Floating away again, she tried to focus on the voice, but it kept fleeting away. Letting the pain medication or whatever it was take effect, she was down again before she could find out if Cullen had left her again.
~*~
“Just how sure are you?” His brother just looked at him with a cocked brow. “I don’t mean to question your word, but we’ve been friends since what seems like forever. And you never mentioned it before.”
“I’ve never met her before now. At least, I don’t think so. You’ve talked about her a great deal, but I don’t think that you ever brought her home. What did you say happened? I know you said accident, but I haven’t been able to find out anything about it in the papers nor on the news.”
“They’re trying to keep it hush-hush. The senator who was driving the original truck that pushed her into traffic had a blood alcohol level of .45%. Dee’s car was shoved into traffic by him, and eighteen other cars were involved in the accident that she was a tennis ball in. The police are saying that she was hit as many as half a dozen times but other cars, and if not for the men who had pulled her out of the car when it was upside down, there is no telling what she would have had to have done to her when the thing caught fire. As it is now, there are four dead and sixteen injured, three of which aren’t expected to live, and the senator is under house arrest and expected to be arrested as soon as tomorrow. Jamie, as you probably have figured out, is looking to have him lynched.” Booth asked what he was saying. “That it was her fault. Something about her not getting her ass in gear when she had to know that he was someone important. They’re trying to figure out if he was just drunk off his ass or stoned as well. There was enough coke and other paraphernalia in his truck to have felled one of us. Christ, you should have heard him barking orders about Dee when he found out that she’d been brought in by chopper and he’d had to ride here in a police cruiser. He was acting like this was all her fault, too.”
Cullen and Booth took turns going in and out of her room. After surgery, she was put on a special floor so that the press couldn’t find her nor Senator Fullner. The man was going to be in big-time trouble if he didn’t keep his mouth shut and away from the press. To hear him talk about it, there should be special roads for people like him so that he didn’t have to deal with John Q. Public when he was late getting around. The man was certifiable.

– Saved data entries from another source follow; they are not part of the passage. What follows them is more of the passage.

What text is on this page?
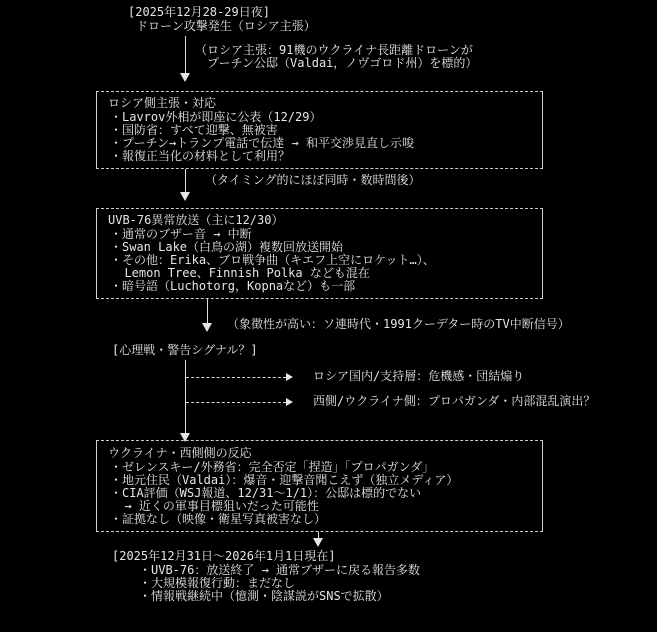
[2025年12月28-29日夜]
ドローン攻撃発生（ロシア主張）
（ロシア主張：91機のウクライナ長距離ドローンが
プーチン公邸（Valdai，ノヴゴロド州）を標的）
ロシア側主張・対応
・Lavrov外相が即座に公表（12/29）
・国防省：すべて迎撃、無被害
・プーチン→トランプ電話で伝達 → 和平交渉見直し示唆
・報復正当化の材料として利用？
（タイミング的にほぼ同時・数時間後）
UVB-76異常放送（主に12/30）
・通常のブザー音 → 中断
・Swan Lake（白鳥の湖）複数回放送開始
・その他：Erika、ブロ戦争曲（キエフ上空にロケット…）、
Lemon Tree、Finnish Polka なども混在
・暗号語（Luchotorg，Kopnaなど）も一部
（象徴性が高い：ソ連時代・1991クーデター時のTV中断信号）
[心理戦・警告シグナル？]
ロシア国内/支持層：危機感・団結煽り
西側/ウクライナ側：プロパガンダ・内部混乱演出？
ウクライナ・西側側の反応
・ゼレンスキー/外務省：完全否定「捏造」「プロパガンダ」
・地元住民（Valdai）：爆音・迎撃音聞こえず（独立メディア）
・CIA評価（WSJ報道、12/31〜1/1）：公邸は標的でない
→ 近くの軍事目標狙いだった可能性
・証拠なし（映像・衛星写真被害なし）
[2025年12月31日〜2026年1月1日現在]
・UVB-76：放送終了 → 通常ブザーに戻る報告多数
・大規模報復行動：まだなし
・情報戦継続中（憶測・陰謀説がSNSで拡散）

The room that she was in was private. Even if Jamie hadn’t of made sure that she got the best of care, he would have. She was his friend and had been someone that he could cry on her shoulder when he needed it. Right now, she needed him more and he’d not let her down. Also, he’d be there for her when she woke up and found out that she’d never walk again, much less be able to use her arms and body. Cullen wondered if her being mate to his brother Booth would help with that in any way. He hoped so. He wanted to see her dance again.
Their parents showed up around seven the next morning. They were still monitoring her every fifteen minutes and he and Booth could only see her ten minutes at a time each hour. They weren’t able to touch her, nor were they able to talk to her if she woke up. He and her had a connection made between them years ago, and he’d speak to her when he wanted and needed to and be damned their rules.
It was Falkner who looked over her chart and told them what the doctors hadn’t. She was going to be paralyzed from the waist down because of the accident, and he was hurt all the way to his feet for that. Whether or not Booth could heal her, no one knew just yet. But for now, they were holding off in healing anything about her because of the circumstances of the accident. If she were to heal up too quickly, there would be hell to pay, and he didn’t want that for his best buddy.